Black widows, embodied cognition, and memoir in confessional culture.
"The observer stands outside the landscape, for were this not the case it would not be possible for nature to become a landscape at all."
-Gyorgy Lukacs
“Ideology may appear clear to its proponents as long as it remains abstract, but when it is put into practice it takes the shape of a crime.”
-Mahmoud Darwish
1.
Black widow webs resemble messy tangles tucked into corners and crannies of things, under logs, sometimes littered with leaves; splashed by the surrounding spiders' white urine that attract scavengers with its strong scent. Often on the face-down side of old car wheels.
Sometimes she eats her lover. He plays her web like a lyre.
She may eat him before even copulating, or she may decide to not eat him after sex and then he dies alone.
When torn with a stick, the widow's web sounds like paper crackling in fire.
2.
The black widow spider benefits from what Ed Yong calls “embodied cognition”, so the web, itself, is part of the spider’s body:
Earlier, I described this as a postural squint. That’s close, but the analogy isn’t quite right, since squinting helps us focus on particular parts of space. Here, the spider is focusing on different parts of information space. It’s as if a human could focus on red colors by squatting, or single out high-pitched sounds by going into downward dog (or downward spider).
The ability to sense vibrations that move through solid surfaces, as distinct from sounds that travel through air, is “an often overlooked aspect of animal communication…..”
She may even eat him before copulating…..
3.
Which brings me to memoir, confession, webs, network-weaving, corporate malfeasance, the vacuity of authenticity in the never-ending hustle to keep our work separate from our personal lives. Or, at the very least, to be able to maintain control of our information space.
Eda Gunaydin’s “Tell-All” approaches the challenges of memoir in a confessional culture:
A friend who is a memoirist and I talk about the compulsion to disclose. Like her, I want to make disclosures – build intimacies to overcome the sense that this is so fucking mundane, that we, freshly emotionally regulated full-time job holding perfect subjects of neoliberalism, are now trapped in a prison of pretending like we don’t want to talk incessantly about one of three things: trauma, sex, anti-capitalism, that we are ever thinking about anything but these things. The way that any sleepover builds this heterotopic space which devolves and opens up necessarily into a conversation about fucking. The way that every game of Never Have I Ever is about fucking. The way that we all want to say to each other what the worst thing we’ve ever done is, and be forgiven.
Her observations on “communicative capitalism” will not sound strange to poets marketing their books, struggling with the blur between persona and human, and the ways in which confessions, themselves, have been a shock-market. With disgust, a part of me is forced to acknowledge that Trump knows this his market; his victim-centered memoir of his time in the White House will net millions.

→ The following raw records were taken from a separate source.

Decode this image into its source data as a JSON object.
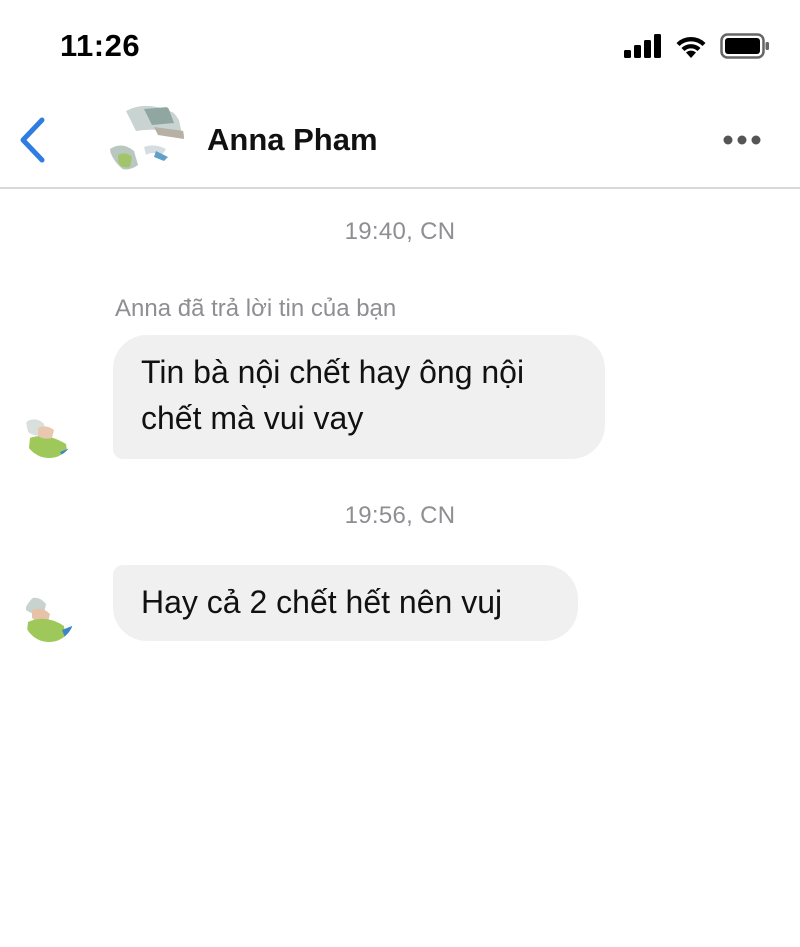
{
  "status_bar": {
    "time": "11:26",
    "icons": [
      "cellular-signal-icon",
      "wifi-icon",
      "battery-icon"
    ]
  },
  "header": {
    "back_icon": "chevron-left-icon",
    "contact_name": "Anna Pham",
    "more_icon": "ellipsis-icon"
  },
  "conversation": {
    "groups": [
      {
        "timestamp": "19:40, CN",
        "reply_note": "Anna đã trả lời tin của bạn",
        "message_lines": [
          "Tin bà nội chết hay ông nội",
          "chết mà vui vay"
        ]
      },
      {
        "timestamp": "19:56, CN",
        "message_lines": [
          "Hay cả 2 chết hết nên vuj"
        ]
      }
    ]
  },
  "colors": {
    "accent": "#2f7de1",
    "bubble": "#f0f0f0",
    "meta_text": "#8e8e93",
    "divider": "#d9d9d9"
  }
}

For the Right is milking the teat of white male victimhood in earnest. It is doing this by constructing its own reading lists and special canons. And this confessional often involves some intense bootstraps, as Andrew Marzoni observes:
The frontier archetypes of Republican discourse – the antiestablishment maverick, the lone-wolf vigilante, the rebel, the patriot and the self-made man – draw most explicitly from the bootstraps myth of the rugged individual at the heart of American exceptionalism, which conservative authors exploit wholesale….

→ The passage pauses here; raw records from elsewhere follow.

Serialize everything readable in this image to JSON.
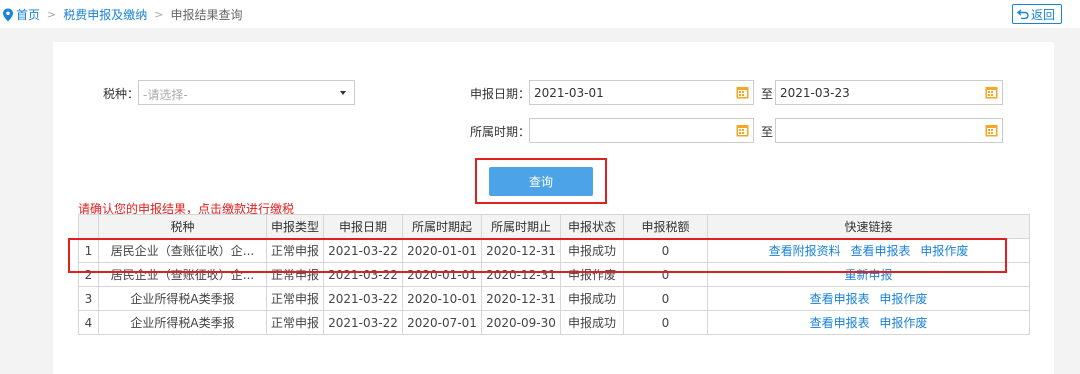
{
  "breadcrumb": {
    "home": "首页",
    "section": "税费申报及缴纳",
    "current": "申报结果查询",
    "separator": ">"
  },
  "back_label": "返回",
  "form": {
    "tax_type_label": "税种：",
    "tax_type_placeholder": "-请选择-",
    "declare_date_label": "申报日期：",
    "declare_date_from": "2021-03-01",
    "declare_date_to": "2021-03-23",
    "period_label": "所属时期：",
    "period_from": "",
    "period_to": "",
    "range_sep": "至",
    "query_label": "查询"
  },
  "notice": "请确认您的申报结果，点击缴款进行缴税",
  "table": {
    "headers": [
      "",
      "税种",
      "申报类型",
      "申报日期",
      "所属时期起",
      "所属时期止",
      "申报状态",
      "申报税额",
      "快速链接"
    ],
    "rows": [
      {
        "no": "1",
        "tax": "居民企业（查账征收）企...",
        "type": "正常申报",
        "date": "2021-03-22",
        "start": "2020-01-01",
        "end": "2020-12-31",
        "status": "申报成功",
        "amount": "0",
        "links": [
          "查看附报资料",
          "查看申报表",
          "申报作废"
        ]
      },
      {
        "no": "2",
        "tax": "居民企业（查账征收）企...",
        "type": "正常申报",
        "date": "2021-03-22",
        "start": "2020-01-01",
        "end": "2020-12-31",
        "status": "申报作废",
        "amount": "0",
        "links": [
          "重新申报"
        ]
      },
      {
        "no": "3",
        "tax": "企业所得税A类季报",
        "type": "正常申报",
        "date": "2021-03-22",
        "start": "2020-10-01",
        "end": "2020-12-31",
        "status": "申报成功",
        "amount": "0",
        "links": [
          "查看申报表",
          "申报作废"
        ]
      },
      {
        "no": "4",
        "tax": "企业所得税A类季报",
        "type": "正常申报",
        "date": "2021-03-22",
        "start": "2020-07-01",
        "end": "2020-09-30",
        "status": "申报成功",
        "amount": "0",
        "links": [
          "查看申报表",
          "申报作废"
        ]
      }
    ]
  },
  "colors": {
    "accent": "#1a82d9",
    "button": "#4da3e8",
    "highlight": "#e02020",
    "calendar_icon": "#f5a623"
  }
}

The pro-life thriller Gideon’s Torch (1995) by Charles Colson, formerly Special Counsel to Richard Nixon, is representative of this literature in that its depiction of ‘Christian white men in a persecuted light demanded,’ as Mason writes, ‘a deft appropriation of oppressed peoples’ actual histories and a revisionism that ranged from outright Holocaust denial to comparisons that likened antiabortionists to abolitionists.’
The current trend of far-Right literature presumes itself academic (i.e. operates to dominate the conventional elite) while lacking its own innovations. As Marzoni notes, it is characterized by “its Romantic environmentalism, neoclassical worship of the male physique, and its fixations on technological determinism and irony recall literature of the early 20th century….The narrative function, too, has remained the same: to stoke feelings of bitterness and solitude into a politics of reaction that is intellectually justified only after the fact.”
4.
Carol Mason’s “Right-Wing Literature in the United States since the 1960s” is a must-read for anyone tracking reactionary literature. To the degree that living in the South involves constant Civil War Reenactments, which I take as theatrical, nostalgia-inflected confessionals rooting the hearts and mounds of countless men in confessionals, Mason points to the sort of “rough agrarian” xenophobia that still exists in Alabama on both sides of the political spectrum, often eager to shame or reject those who don’t “sound” southern enough:
Less documented than the proliferation of right-wing serials in print, or the love of a conservative tradition of great nonfiction books, is how the reading of fiction and poetry compels right-wing movements. Five literary journals helped shape not only what to read but also how and why literature played a role in conceiving a conservative society. These literary reviews were heavily influenced by the Agrarians, a group of scholars trained at Vanderbilt University who promoted a radical conservatism. Beginning in 1930, with their manifesto, I’ll Take My Stand, the Agrarians responded to the rise of modernism as a challenge to Victorian values and to the modernization that rendered the Southern economy more industrial, forever changing society with it. Throughout the mid-20th century, writers such as Allen Tate, Robert Penn Warren, John Crowe Ransom, Donald Davidson, Richard Weaver, and Paul Viereck presided over or engaged with the following five literary journals that were important to conservative thought.
All of this remains complicated, and if one pulls a strand of the web, the entire edifice quivers.
5.
Kate Manne has written extensively about media that constructs "himpathy", as in Fargo: we don't see the violence because we identify with the male, and worry about his future.
Misogyny is a problem women face "not because they're women in a man's mind, but because they're women in a man's world." Misogyny enforces patriarchal norms while sexism rationalizes them.
“There's no control group in a patriarchal culture….”
6.
Simone, Sartre, the relationship of loyalty which resembles forgiveness on the part of female intellectuals. We want to imagine more from Hannah Arendt. We want their intimacies and loyalties to align with our own descriptions. We want, I think, an extreme option that caters to Western feminism, or to the abrupt ending. The divorce.
I have always mistaken loyalty for what might be freedom, or the commitment of engaging the ideas which failed us, but the ideologue's promises of liberalism and liberation are not separable from the anointment of their eyes. To be chosen as a partner in thinking - for some women, this is greater than marriage or birthing children.
Sexual freedom is not separate from intellectual freedom, or the ability to reflect on the desires and fascinations of one's life. When torn with a stick, freedom sounds like a letter being dropped in a shredder.